Working From Home: How To Prevent Physical Ailments?

Are you suffering from physical ailments caused by working from home? Back pain? Stiff shoulders, mouse arms? Many people will also continue to work from home in the coming years as they are forced to deal with the corona measures. Here are some tips to help you go through it in a more relaxed way.

Creating the Best Workplace

It isn’t easy to create an excellent workplace at home. However, with a bit of creativity, it can be done. For instance, putting extra (thin) cushions on your chair will increase the seat’s height, and putting pillows on your back will give you more support. Placing a shoebox under your feet will help you better position your feet and improve blood circulation. A separate keyboard for the laptop provides space to place the laptop at eye level. To provide good light for the screen, first, tilt the screen away from the window. A desk lamp can offer additional lighting for your work surface and prevent eye fatigue.
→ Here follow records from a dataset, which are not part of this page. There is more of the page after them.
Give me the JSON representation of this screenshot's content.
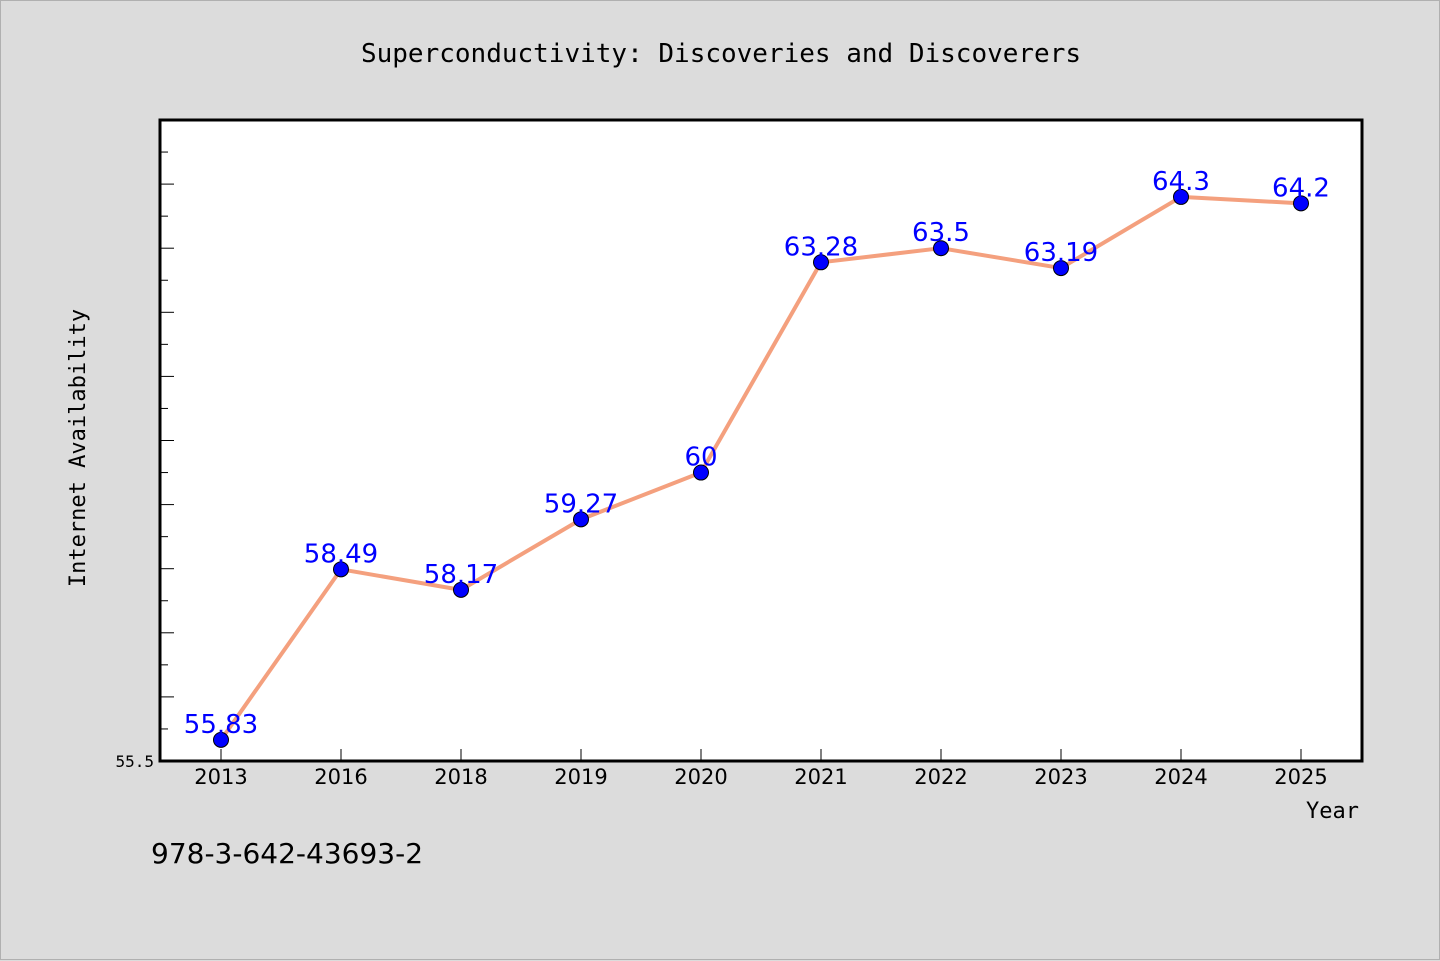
{
  "chart_data": {
    "type": "line",
    "title": "Superconductivity: Discoveries and Discoverers",
    "xlabel": "Year",
    "ylabel": "Internet Availability",
    "categories": [
      "2013",
      "2016",
      "2018",
      "2019",
      "2020",
      "2021",
      "2022",
      "2023",
      "2024",
      "2025"
    ],
    "values": [
      55.83,
      58.49,
      58.17,
      59.27,
      60,
      63.28,
      63.5,
      63.19,
      64.3,
      64.2
    ],
    "data_labels": [
      "55.83",
      "58.49",
      "58.17",
      "59.27",
      "60",
      "63.28",
      "63.5",
      "63.19",
      "64.3",
      "64.2"
    ],
    "ylim": [
      55.5,
      65.5
    ],
    "y_tick_labels": [
      "55.5"
    ],
    "grid": false,
    "legend": "none",
    "line_color": "#f4a07e",
    "marker_color": "#0000ff",
    "label_color": "#0000ff"
  },
  "footer": {
    "isbn": "978-3-642-43693-2"
  }
}
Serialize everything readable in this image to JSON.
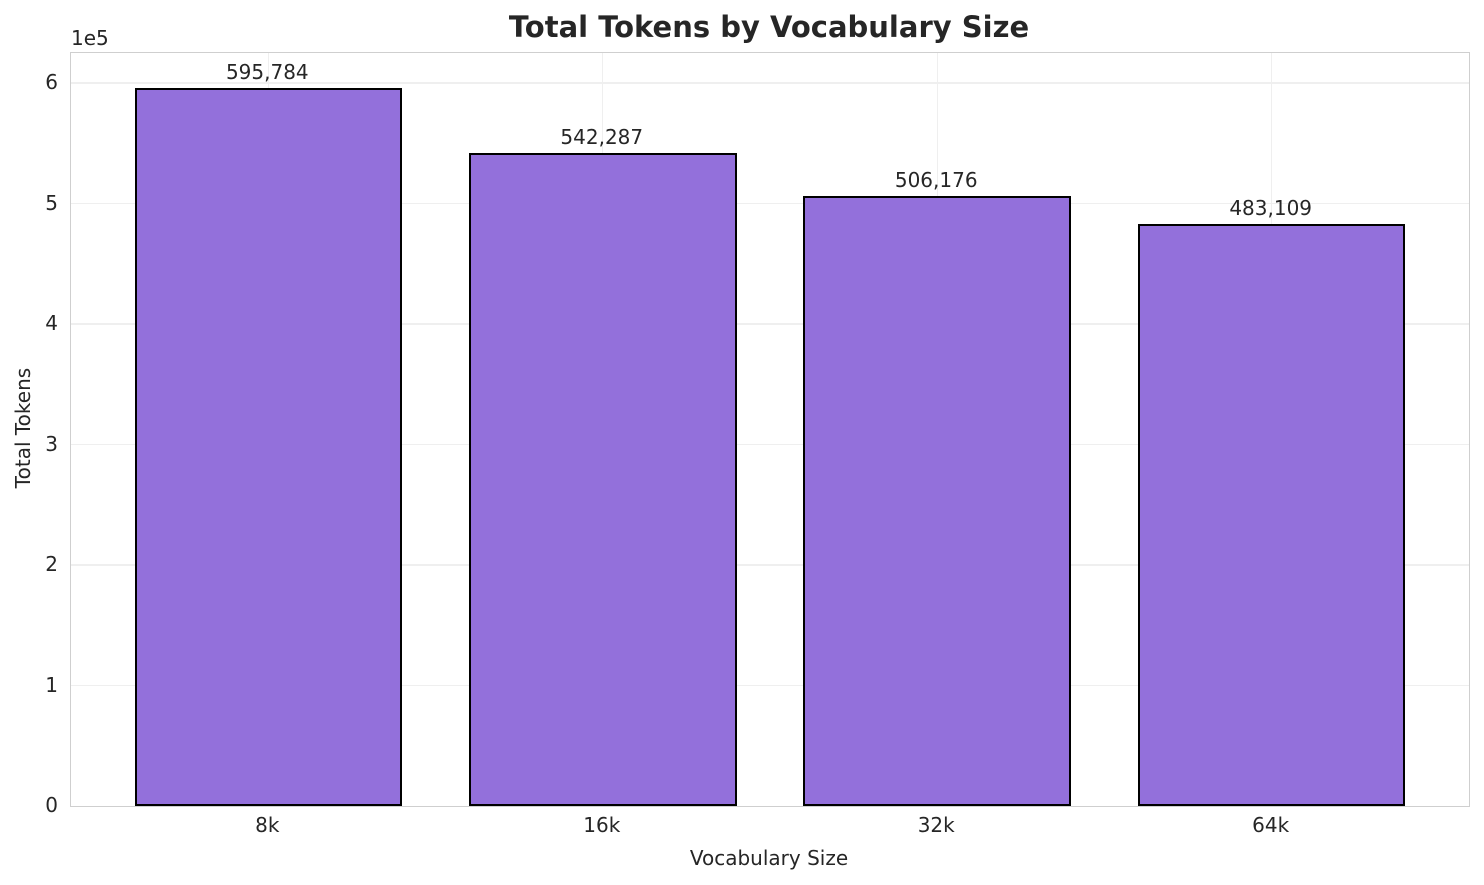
{
  "chart_data": {
    "type": "bar",
    "title": "Total Tokens by Vocabulary Size",
    "xlabel": "Vocabulary Size",
    "ylabel": "Total Tokens",
    "y_offset_text": "1e5",
    "categories": [
      "8k",
      "16k",
      "32k",
      "64k"
    ],
    "values": [
      595784,
      542287,
      506176,
      483109
    ],
    "value_labels": [
      "595,784",
      "542,287",
      "506,176",
      "483,109"
    ],
    "ytick_labels": [
      "0",
      "1",
      "2",
      "3",
      "4",
      "5",
      "6"
    ],
    "ytick_values": [
      0,
      100000,
      200000,
      300000,
      400000,
      500000,
      600000
    ],
    "ylim": [
      0,
      625000
    ],
    "bar_width_fraction": 0.8,
    "grid": true,
    "legend": "none",
    "colors": {
      "bar_fill": "#9370DB",
      "bar_edge": "#000000",
      "grid": "#efefef",
      "spine": "#cfcfcf",
      "text": "#262626",
      "background": "#ffffff"
    }
  }
}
Bureau, Ordinateur Portable, Mac, Macbook, Table

Working From Home

Put Exercise On Your Calendar

Do you usually take a walk during your lunch break? Then do it now. Doesn’t work? Then plan a short exercise to improve your muscle strength during your break. This will get your blood circulation going again, which is suitable for the recovery of stiff muscles. Strong muscles are also said to be less prone to diseases. So, double advantage!

Maintaining Stress

This is easier said than done. However, stress and a hostile atmosphere can lead to physical ailments such as stiff shoulders. Do you find yourself tense? Do a few minutes of breathing exercises to relax and lower your shoulders consciously. Abdominal breathing will improve your oxygen supply and ease your posture. Test: Place one hand on your navel and inhale deeply through your nose. Breathe mainly with your belly while keeping your hands in front of you.

Move, Move, Move

Do you use a pedometer? If you do, you will notice that you take far fewer steps than you would in a typical day at the office. Those small steps between home, car, office, meetings, and coworkers may seem like small things, but they make a big difference. So try to walk more often consciously. For example, drink a cup of tea, do the laundry or do a series of short exercises to relax your muscles.

Do a Muscle Massage

Get a muscle massage done to support your stiff muscles. The extra warmth effect of the massage has helped to increase blood circulation to the muscles and promote recovery.

Muscle Massage

Muscle Massage

Regularity And Self-Care

Maintain a healthy lifestyle with a healthy diet, adequate sleep, and a set daily schedule. Even at home, keep work and relaxation as separate as possible. Don’t work on your computer in your pajamas or use your relaxation time in front of your work computer; drink two liters of water a day, and recognize that sitting and stress are your back’s worst enemies.

Mouse Arms

Repetitive Strain Injury (commonly known as “mouse arm”) is caused by many repetitive motions and is linked to tension in the neck and shoulders. We are accustomed to keeping our hand on the mouse even when we are not using it. As a result, there is a constant tension in the forearm. Take your hand off the mouse and alternate it with the keyboard. And when you take a break after 30 minutes, hang your arms out to your sides and shake them. This will help you relax.

Most back and neck problems will disappear spontaneously after 3 to 5 days. However, if they continue or increase, you should consult a chiropractor. These professionals in the field of back and neck disorders can perfectly evaluate and (if necessary) treat your condition.